Moonlocket by Peter Bunzl – It’s hard to escape the secrets from the past.
Storm clouds gather over Lily and Robert’s summer when criminal mastermind the Jack of Diamonds appears. For Jack is searching for the mysterious Moonlocket – but that’s not the only thing he wants. Suddenly, dark secrets from Robert’s past plunge him into danger. Jack is playing a cruel game that Robert is a part of. Now Lily and Malkin, the mechanical fox, must stay one step ahead before Jack plays his final, deadly card…

Non-fiction:

Weird Things Customers Say In Bookshops by Jen Campbell – ‘Can books conduct electricity?’ ‘My children are just climbing your bookshelves: that’s ok… isn’t it?’ A John Cleese Twitter question [‘What is your pet peeve?’], first sparked the “Weird Things Customers Say in Bookshops” blog, which grew over three years into one bookseller’s collection of ridiculous conversations on the shop floor. From ‘Did Beatrix Potter ever write a book about dinosaurs?’ to the hunt for a paperback which could forecast the next year’s weather; and from ‘I’ve forgotten my glasses, please read me the first chapter’ to’Excuse me… is this book edible?’ This full-length collection illustrated by the Brothers McLeod also includes top ‘Weird Things’ from bookshops around the world.

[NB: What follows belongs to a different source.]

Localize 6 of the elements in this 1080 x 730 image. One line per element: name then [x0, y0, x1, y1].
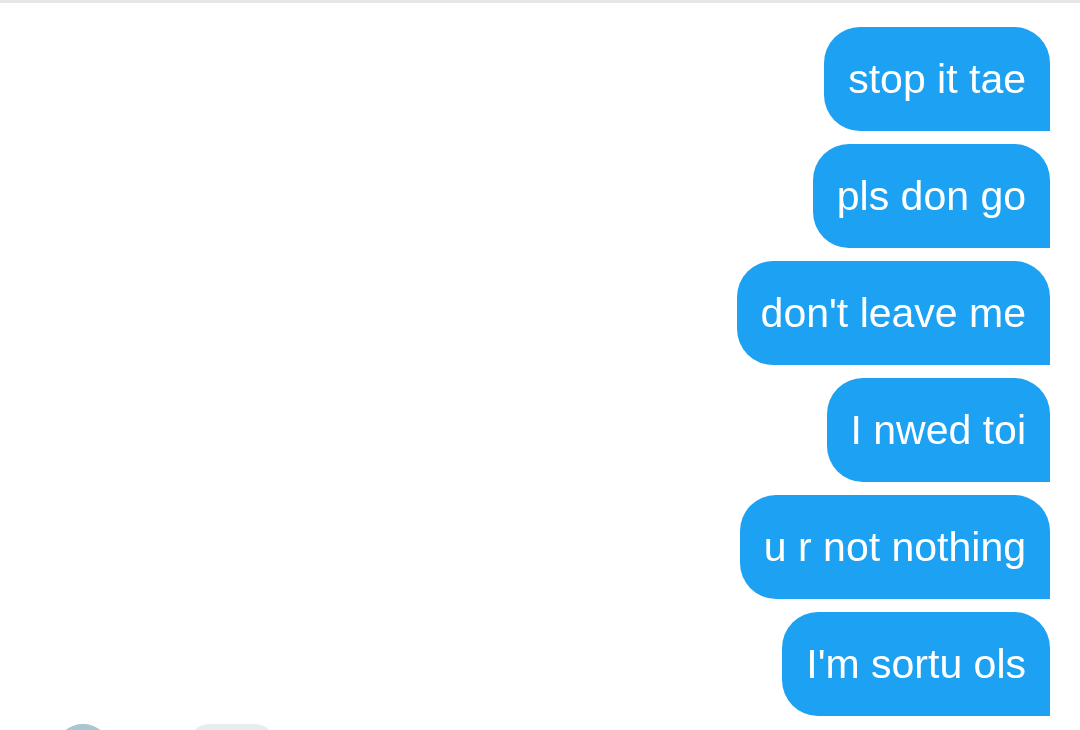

The View from Cheap Seats by Neil Gaiman – ‘Literature does not occur in a vacuum. It cannot be a monologue. It has to be a conversation.’ This collection will draw you in to exchanges on making good art and Syrian refugees, the power of a single word and playing the kazoo with Stephen King, writing about books, comics and the imagination of friends, being sad at the Oscars and telling lies for a living. Here Neil Gaiman opens our minds to the people he admires and the things he believes might just mean something – and welcomes us to the conversation too.

Nightwalking by Matthew Beaumont – In Nightwalking Matthew Beaumont recounts an alternative history of Londonpopulated by the poor, the mad, the lost, the vagrant and the noctambulant. He shines a light on the shadowy perambulations of poets, novelists and thinkers: Chaucer and Shakespeare; William Blake and his ecstatic peregrinations and the feverish ramblings of opium addict Thomas De Quincey; and, among the lamp-lit literary throng, the supreme nightwalker Charles Dickens. We discover how the nocturnal city has inspired some and served as a balm or narcotic to others.

So there you are, a breakdown of all the books I’ve gathered this month. Most of them I bought myself, but Carnivalesque and Around the Universe in 10 -43 Second I gained from giveaways – always a bonus!